Boomlagoon, the Finish studio founded by former Angry Birds developers, is releasing its third game this fall. Spirit Hunter is an action role-playing game in which cards are your main resource. Collect cards and craft items to fend off the ghoulish monsters on your heels.
Digital card games are a dominant fixture in the mobile landscape. Fueled by the success of Hearthstone: Heroes of Warcraft, countless competitors have leapt into the lucrative field, including Star Wars: Force Collection and Marvel: War of Heroes. The worldwide revenue of this genre should near $1.3 billion in 2015. So it’s no wonder that Boomlagoon wants a nab an ace of its own.
However, Spirit Hunter is not just a reskinned version of Hearthstone. Rather than focusing the entire game on card duels, Spirit Hunter uses cards as a complement to the role-playing adventure. Heroes must traverse a variety of dangerous locales where environmental-specific beasts roam. That means you won’t be able to build up just one or two decks to excel. Instead, you have to be as cunning as you are flexible, which gives the game a wrinkle to separate it from its peers.

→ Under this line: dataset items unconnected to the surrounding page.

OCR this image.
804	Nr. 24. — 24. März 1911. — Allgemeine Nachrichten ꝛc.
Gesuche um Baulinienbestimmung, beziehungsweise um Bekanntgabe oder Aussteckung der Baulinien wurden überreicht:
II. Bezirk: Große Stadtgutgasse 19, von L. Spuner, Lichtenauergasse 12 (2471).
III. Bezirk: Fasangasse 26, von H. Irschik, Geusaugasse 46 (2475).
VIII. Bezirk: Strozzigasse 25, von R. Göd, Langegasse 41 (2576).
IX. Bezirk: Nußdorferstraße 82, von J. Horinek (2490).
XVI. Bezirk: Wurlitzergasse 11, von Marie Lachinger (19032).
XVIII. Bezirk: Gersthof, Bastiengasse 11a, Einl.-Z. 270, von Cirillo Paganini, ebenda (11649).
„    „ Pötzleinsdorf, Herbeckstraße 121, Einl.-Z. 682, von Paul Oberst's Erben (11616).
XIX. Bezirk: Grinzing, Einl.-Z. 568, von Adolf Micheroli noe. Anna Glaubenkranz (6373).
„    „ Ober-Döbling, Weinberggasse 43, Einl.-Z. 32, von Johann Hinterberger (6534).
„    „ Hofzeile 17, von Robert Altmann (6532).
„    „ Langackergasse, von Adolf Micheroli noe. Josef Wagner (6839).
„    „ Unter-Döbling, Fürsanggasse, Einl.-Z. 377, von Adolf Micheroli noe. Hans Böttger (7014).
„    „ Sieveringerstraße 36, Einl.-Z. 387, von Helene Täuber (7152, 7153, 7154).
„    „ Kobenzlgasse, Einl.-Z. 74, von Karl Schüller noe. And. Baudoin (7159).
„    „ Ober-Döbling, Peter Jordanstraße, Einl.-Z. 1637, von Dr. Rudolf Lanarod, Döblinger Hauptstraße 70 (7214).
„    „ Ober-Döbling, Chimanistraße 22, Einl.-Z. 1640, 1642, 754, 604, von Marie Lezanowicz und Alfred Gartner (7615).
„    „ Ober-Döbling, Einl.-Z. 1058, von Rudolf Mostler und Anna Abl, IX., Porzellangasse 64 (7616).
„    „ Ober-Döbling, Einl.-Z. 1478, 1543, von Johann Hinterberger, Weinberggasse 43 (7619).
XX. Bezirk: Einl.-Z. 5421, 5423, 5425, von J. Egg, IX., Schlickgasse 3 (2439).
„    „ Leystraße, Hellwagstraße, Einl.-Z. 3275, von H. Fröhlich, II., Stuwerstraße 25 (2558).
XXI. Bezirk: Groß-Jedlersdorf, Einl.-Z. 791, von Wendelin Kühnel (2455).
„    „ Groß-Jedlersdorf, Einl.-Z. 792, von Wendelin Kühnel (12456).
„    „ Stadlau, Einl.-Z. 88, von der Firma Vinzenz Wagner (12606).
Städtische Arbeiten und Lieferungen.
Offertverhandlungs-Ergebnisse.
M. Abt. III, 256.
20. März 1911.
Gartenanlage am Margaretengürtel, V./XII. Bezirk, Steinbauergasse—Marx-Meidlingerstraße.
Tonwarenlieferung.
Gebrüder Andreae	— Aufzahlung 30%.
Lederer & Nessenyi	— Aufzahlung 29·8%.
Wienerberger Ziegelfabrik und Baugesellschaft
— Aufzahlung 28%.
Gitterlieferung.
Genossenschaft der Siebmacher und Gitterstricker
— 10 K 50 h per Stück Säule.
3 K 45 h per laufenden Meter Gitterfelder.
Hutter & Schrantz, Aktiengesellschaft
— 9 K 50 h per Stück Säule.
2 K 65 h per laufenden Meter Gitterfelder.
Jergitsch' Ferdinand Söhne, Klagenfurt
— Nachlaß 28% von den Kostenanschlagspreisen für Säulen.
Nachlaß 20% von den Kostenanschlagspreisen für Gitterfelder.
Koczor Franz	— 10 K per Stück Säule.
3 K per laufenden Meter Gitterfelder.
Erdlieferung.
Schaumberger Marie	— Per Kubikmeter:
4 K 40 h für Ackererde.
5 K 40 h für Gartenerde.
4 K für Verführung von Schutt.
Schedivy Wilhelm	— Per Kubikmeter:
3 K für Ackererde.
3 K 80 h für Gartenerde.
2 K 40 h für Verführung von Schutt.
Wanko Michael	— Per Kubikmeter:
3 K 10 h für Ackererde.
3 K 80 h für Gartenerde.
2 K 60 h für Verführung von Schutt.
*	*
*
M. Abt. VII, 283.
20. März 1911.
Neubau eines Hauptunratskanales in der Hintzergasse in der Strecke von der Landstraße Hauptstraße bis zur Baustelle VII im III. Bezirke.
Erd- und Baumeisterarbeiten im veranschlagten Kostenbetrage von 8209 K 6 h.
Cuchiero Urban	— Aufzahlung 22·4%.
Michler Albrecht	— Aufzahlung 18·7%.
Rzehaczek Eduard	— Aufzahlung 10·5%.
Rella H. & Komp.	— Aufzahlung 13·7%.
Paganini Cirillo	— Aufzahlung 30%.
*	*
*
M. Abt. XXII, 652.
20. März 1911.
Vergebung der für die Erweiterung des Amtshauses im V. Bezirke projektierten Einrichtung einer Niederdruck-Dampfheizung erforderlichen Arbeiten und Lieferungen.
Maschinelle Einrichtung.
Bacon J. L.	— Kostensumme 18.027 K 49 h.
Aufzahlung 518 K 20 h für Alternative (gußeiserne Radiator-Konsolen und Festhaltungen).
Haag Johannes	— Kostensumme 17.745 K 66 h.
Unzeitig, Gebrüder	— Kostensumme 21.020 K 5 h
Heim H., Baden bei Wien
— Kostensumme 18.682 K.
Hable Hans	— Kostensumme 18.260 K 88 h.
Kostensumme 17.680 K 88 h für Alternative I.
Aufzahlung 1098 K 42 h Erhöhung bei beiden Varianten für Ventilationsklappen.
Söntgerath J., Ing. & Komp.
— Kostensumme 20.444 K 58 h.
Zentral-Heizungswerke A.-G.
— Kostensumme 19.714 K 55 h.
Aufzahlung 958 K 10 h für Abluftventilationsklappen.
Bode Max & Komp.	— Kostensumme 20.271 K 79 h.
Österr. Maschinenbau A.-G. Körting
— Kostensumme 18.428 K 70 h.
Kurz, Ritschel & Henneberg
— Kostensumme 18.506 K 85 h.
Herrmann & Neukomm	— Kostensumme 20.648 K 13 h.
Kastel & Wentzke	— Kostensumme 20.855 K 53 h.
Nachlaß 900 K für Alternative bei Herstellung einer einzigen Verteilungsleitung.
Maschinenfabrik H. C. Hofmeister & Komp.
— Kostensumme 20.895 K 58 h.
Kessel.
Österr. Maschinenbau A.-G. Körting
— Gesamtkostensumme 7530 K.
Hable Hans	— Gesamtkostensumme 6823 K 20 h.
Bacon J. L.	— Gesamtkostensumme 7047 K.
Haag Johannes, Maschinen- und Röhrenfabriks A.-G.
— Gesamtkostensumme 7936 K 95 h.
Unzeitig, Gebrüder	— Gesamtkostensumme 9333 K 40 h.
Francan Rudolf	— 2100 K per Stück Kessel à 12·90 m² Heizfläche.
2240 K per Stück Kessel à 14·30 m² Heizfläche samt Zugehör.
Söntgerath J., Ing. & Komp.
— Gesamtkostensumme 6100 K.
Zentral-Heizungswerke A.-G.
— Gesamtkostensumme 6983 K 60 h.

This isn’t the first time that Boomlagoon has had a dalliance with card collecting. Their second game, Monsu, spiced up its endless running with cards that augmented your abilities. If, for example, you enjoy riding dinosaurs, simply equip a card that gives you an invincible, prehistoric lift whenever you snag a floating orb. The cards in Monsu separated it from the many other endless runners, so it makes sense that the developer would go down that road again.
Building a mobile game around card collecting is a smart way to tap into a steady revenue stream. Spirit Hunter, like Monsu before it, is free to play. And Monsu is enjoyable even if you don’t spend a penny. But those empty spaces where cards should be can burn a hole in the minds of people who crave completion. And every card is just waiting to be upgraded. If you’re patient and skilled, you can unlock most everything by playing. A couple dollars can go a long way, though, and once you spent a little, why not plonk down a little more.
That philosophy crumbles if the core game isn’t fun, though. It remains to be seen how Spirit Hunter will turn out, but it does have a good pedigree. Few games in the mobile space are more revered than Angry Birds, after all, and Boomlagoon proved it can still create fun games even after parting ways with Rovio. At least we won’t have to wait long to find out if their next game lives up to their past efforts.